I am anxiously awaiting to arrive at this quaint little cabin nestled in the woods of central Minnesota for a short season of silence, solitude, prayer, listening, and contemplation.  No electricity…which means no phone, no tablet, no computer, and no TV.  Just ME and GOD.

As I mentioned earlier, Coral has been suggesting I do this for years as she knows that I struggle balancing work with everything else in my life as work typically overpowers all things.  Work is not only my job, but my hobby.  The hardest word for me to say is the word ‘NO.’

My plate runeth over with all things imaginable.  Work, children, family, children, work, volunteering, children, work, and did I mention, children?

At the end of 2016, I determined my theme for 2017 needed to be ‘Simplify.’  I desperately need to simplify my life so that I can refocus and hone in on what’s most important – my family.  If I were to be graded at how well I’m doing at sticking to my theme so far this year, I’m afraid I’d receive a failing grade.
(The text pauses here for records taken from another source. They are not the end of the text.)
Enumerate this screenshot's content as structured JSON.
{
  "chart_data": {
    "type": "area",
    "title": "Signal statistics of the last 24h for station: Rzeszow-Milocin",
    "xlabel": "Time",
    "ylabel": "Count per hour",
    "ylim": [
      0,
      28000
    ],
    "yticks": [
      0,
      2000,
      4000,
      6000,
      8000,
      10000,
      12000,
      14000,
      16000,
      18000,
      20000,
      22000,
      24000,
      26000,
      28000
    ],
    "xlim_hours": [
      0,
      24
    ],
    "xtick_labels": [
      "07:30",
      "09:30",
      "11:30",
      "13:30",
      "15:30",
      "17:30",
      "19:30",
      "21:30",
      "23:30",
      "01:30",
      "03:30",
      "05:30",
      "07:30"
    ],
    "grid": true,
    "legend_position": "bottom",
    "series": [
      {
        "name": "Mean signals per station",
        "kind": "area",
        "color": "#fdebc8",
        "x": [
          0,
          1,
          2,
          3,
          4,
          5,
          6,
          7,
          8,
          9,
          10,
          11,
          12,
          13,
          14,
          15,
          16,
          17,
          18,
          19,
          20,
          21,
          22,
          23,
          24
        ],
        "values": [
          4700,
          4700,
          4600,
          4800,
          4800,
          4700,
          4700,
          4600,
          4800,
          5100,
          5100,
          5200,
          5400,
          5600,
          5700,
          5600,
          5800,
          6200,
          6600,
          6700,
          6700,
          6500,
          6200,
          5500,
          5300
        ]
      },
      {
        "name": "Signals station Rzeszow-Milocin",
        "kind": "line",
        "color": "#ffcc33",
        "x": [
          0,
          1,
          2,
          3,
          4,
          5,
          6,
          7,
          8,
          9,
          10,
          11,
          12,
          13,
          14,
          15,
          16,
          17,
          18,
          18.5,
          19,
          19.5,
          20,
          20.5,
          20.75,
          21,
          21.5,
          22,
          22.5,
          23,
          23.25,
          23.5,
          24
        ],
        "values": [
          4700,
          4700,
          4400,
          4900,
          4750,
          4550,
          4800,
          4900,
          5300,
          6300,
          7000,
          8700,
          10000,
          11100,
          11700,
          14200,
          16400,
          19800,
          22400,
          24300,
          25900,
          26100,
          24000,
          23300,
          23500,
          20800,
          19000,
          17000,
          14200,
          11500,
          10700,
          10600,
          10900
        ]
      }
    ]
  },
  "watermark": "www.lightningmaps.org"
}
For those of you who know me well, know that I have a very high regard for one of the greatest leaders and pastors of modern day.  Bill Hybels, senior pastor of Willow Creek Community Church in Chicago who recently wrote a book titled ‘Simplify – Ten Practices to Unclutter My Soul.’  I’m departing for my hermitage in the morning armed with my Bible, Hybels’ books Simplify and Holy Discontent and a whole lot of eagerness for silence and solitude.

Oh, the quietness.

Oh, the stillness.

Oh, the darkness.

Oh, the whispers I’m anticipating hearing from the Lord as I attempt to unclutter my soul and be reminded that God is God.

 

P.S. – A special thanks to my wonderful wife, for once again, holding together the Tunheim Zoo while I skip away for a few days.